Central Bank of Qatar in ‘foundation stage‘ of launching digital currency

The bank is looking into technology solutions and platforms to create its own digital money.

06/22/2022

The bank is looking into technology solutions and platforms to create its own digital money.

Qatar, a country of 2.8 million people, will join a growing number of countries experimenting with the notion of central bank digital currency (CBDC). The Qatar Central Bank (QCB) is “in the early stages” of launching its digital currency.

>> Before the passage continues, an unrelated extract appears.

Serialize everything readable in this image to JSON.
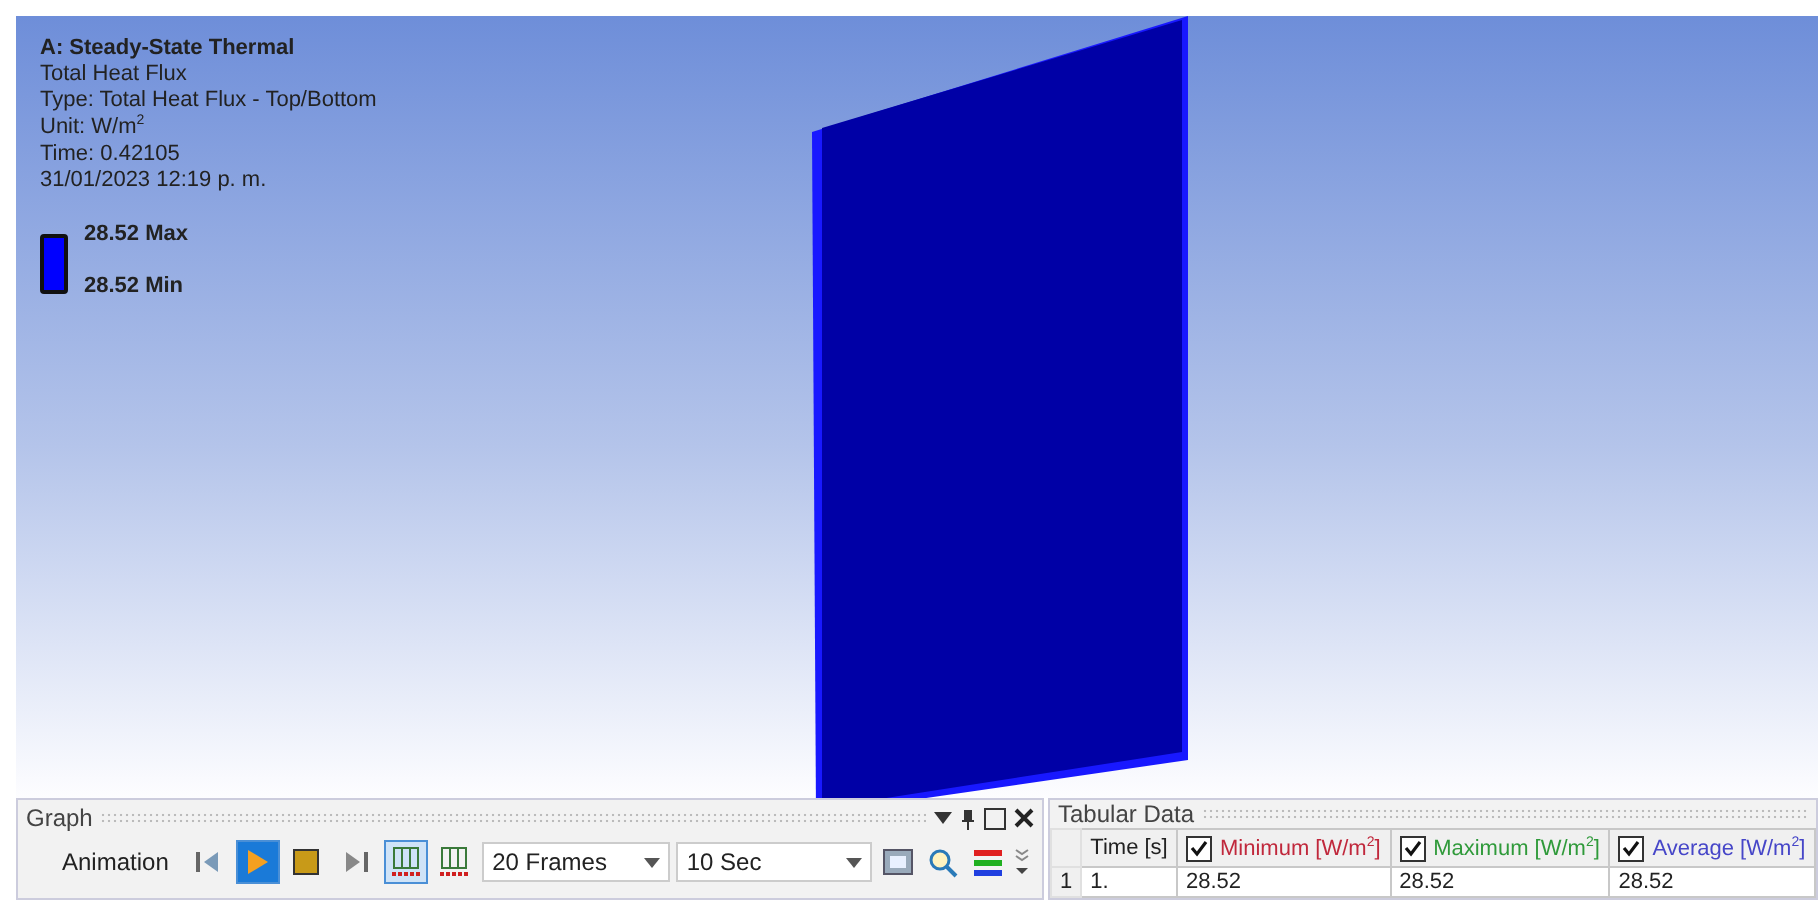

Central banks are now considering to issue CBDC

On June 21, at the “Inflation Test” session at the Qatar Economic Forum, QCB Governor Sheikh Bandar bin Mohammed bin Saoud Al Thani revealed that the bank is seeking to discover technology solutions for the CBDC. Al Thani explained that the initiative is now in its early stages:

“Many central banks are now considering to issue CBDC, and we are not an exception to that. But we are still in foundation stage. We are evaluating the pros and cons of issuing CBDC and to find the proper and the right technology and platform to issue our CBDC.”

“At the moment, cryptocurrency is a technological invention.” It might usher in a new era of speedy, inexpensive, and easily available financial services. However, crypto assets that are not supported by monetary authorities may be less reputable,” he noted.

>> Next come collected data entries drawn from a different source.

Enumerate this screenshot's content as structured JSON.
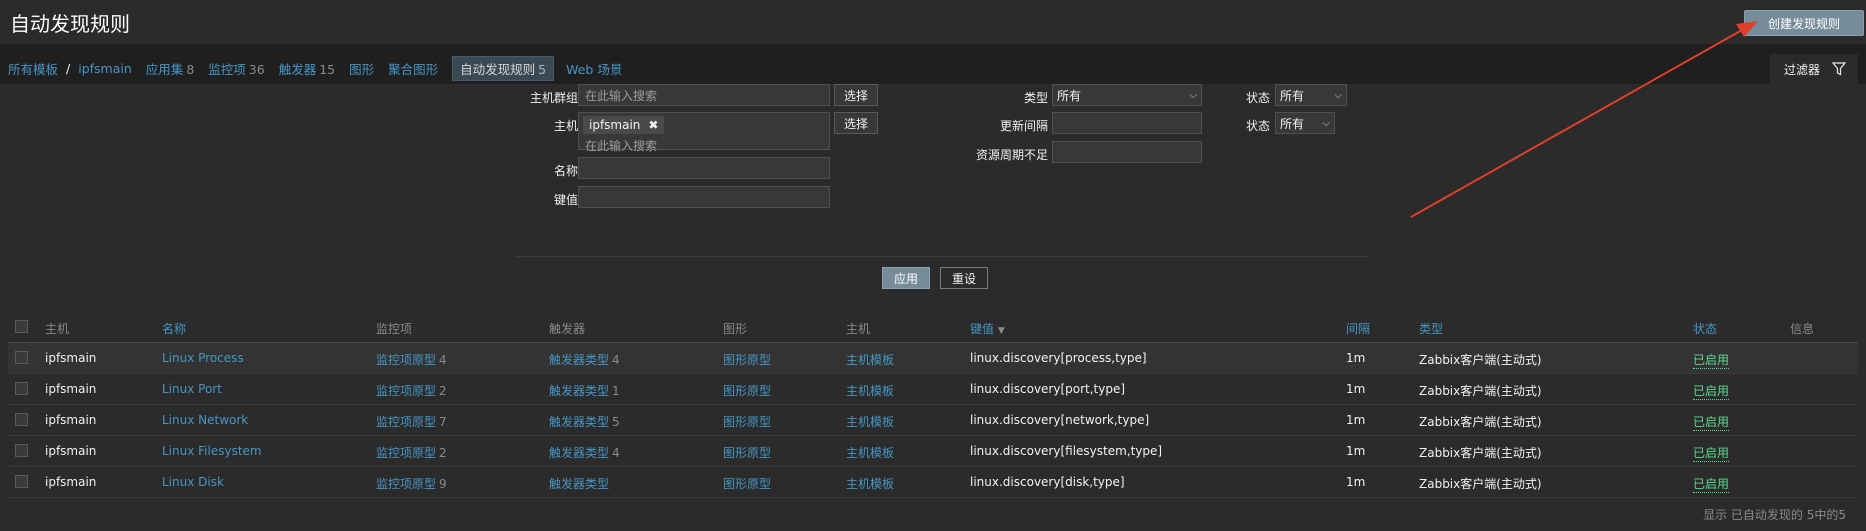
{
  "header": {
    "title": "自动发现规则",
    "create_label": "创建发现规则"
  },
  "breadcrumb": {
    "all_templates": "所有模板",
    "separator": "/",
    "template": "ipfsmain",
    "tabs": [
      {
        "label": "应用集",
        "count": "8"
      },
      {
        "label": "监控项",
        "count": "36"
      },
      {
        "label": "触发器",
        "count": "15"
      },
      {
        "label": "图形",
        "count": ""
      },
      {
        "label": "聚合图形",
        "count": ""
      },
      {
        "label": "自动发现规则",
        "count": "5",
        "active": true
      },
      {
        "label": "Web 场景",
        "count": ""
      }
    ]
  },
  "filter": {
    "tab_label": "过滤器",
    "host_group_label": "主机群组",
    "host_group_placeholder": "在此输入搜索",
    "select_label": "选择",
    "host_label": "主机",
    "host_tag": "ipfsmain",
    "host_placeholder": "在此输入搜索",
    "name_label": "名称",
    "key_label": "键值",
    "type_label": "类型",
    "type_value": "所有",
    "interval_label": "更新间隔",
    "history_label": "资源周期不足",
    "state_label": "状态",
    "state_value": "所有",
    "status_label": "状态",
    "status_value": "所有",
    "apply_label": "应用",
    "reset_label": "重设"
  },
  "table": {
    "headers": {
      "host": "主机",
      "name": "名称",
      "items": "监控项",
      "triggers": "触发器",
      "graphs": "图形",
      "hosts": "主机",
      "key": "键值",
      "interval": "间隔",
      "type": "类型",
      "status": "状态",
      "info": "信息"
    },
    "rows": [
      {
        "host": "ipfsmain",
        "name": "Linux Process",
        "items": "监控项原型",
        "items_count": "4",
        "triggers": "触发器类型",
        "triggers_count": "4",
        "graphs": "图形原型",
        "hosts": "主机模板",
        "key": "linux.discovery[process,type]",
        "interval": "1m",
        "type": "Zabbix客户端(主动式)",
        "status": "已启用"
      },
      {
        "host": "ipfsmain",
        "name": "Linux Port",
        "items": "监控项原型",
        "items_count": "2",
        "triggers": "触发器类型",
        "triggers_count": "1",
        "graphs": "图形原型",
        "hosts": "主机模板",
        "key": "linux.discovery[port,type]",
        "interval": "1m",
        "type": "Zabbix客户端(主动式)",
        "status": "已启用"
      },
      {
        "host": "ipfsmain",
        "name": "Linux Network",
        "items": "监控项原型",
        "items_count": "7",
        "triggers": "触发器类型",
        "triggers_count": "5",
        "graphs": "图形原型",
        "hosts": "主机模板",
        "key": "linux.discovery[network,type]",
        "interval": "1m",
        "type": "Zabbix客户端(主动式)",
        "status": "已启用"
      },
      {
        "host": "ipfsmain",
        "name": "Linux Filesystem",
        "items": "监控项原型",
        "items_count": "2",
        "triggers": "触发器类型",
        "triggers_count": "4",
        "graphs": "图形原型",
        "hosts": "主机模板",
        "key": "linux.discovery[filesystem,type]",
        "interval": "1m",
        "type": "Zabbix客户端(主动式)",
        "status": "已启用"
      },
      {
        "host": "ipfsmain",
        "name": "Linux Disk",
        "items": "监控项原型",
        "items_count": "9",
        "triggers": "触发器类型",
        "triggers_count": "",
        "graphs": "图形原型",
        "hosts": "主机模板",
        "key": "linux.discovery[disk,type]",
        "interval": "1m",
        "type": "Zabbix客户端(主动式)",
        "status": "已启用"
      }
    ],
    "footer": "显示 已自动发现的 5中的5"
  },
  "colors": {
    "link": "#4796c4",
    "enabled": "#59db8f",
    "button": "#768d99",
    "annotation_arrow": "#e0402a"
  }
}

The first news concerning the QCB looking into CBDCs came in March 2022. QCB’s chief of the fintech section, Alanood Abdullah Al Muftah, revealed at the time that the bank is exploring the notion due to a global trend.

At the moment, over 100 countries have expressed interest in CBDCs and/or begun research and development. The United Arab Emirates, Qatar’s main Gulf competitor, launched its CBDC track in 2021 as part of its 2023–2026 tech strategy.

The same year, it announced a cross-border CBDC payment project with Thailand’s, Hong Kong’s, and China’s central banks, as well as the Bank of International Settlements.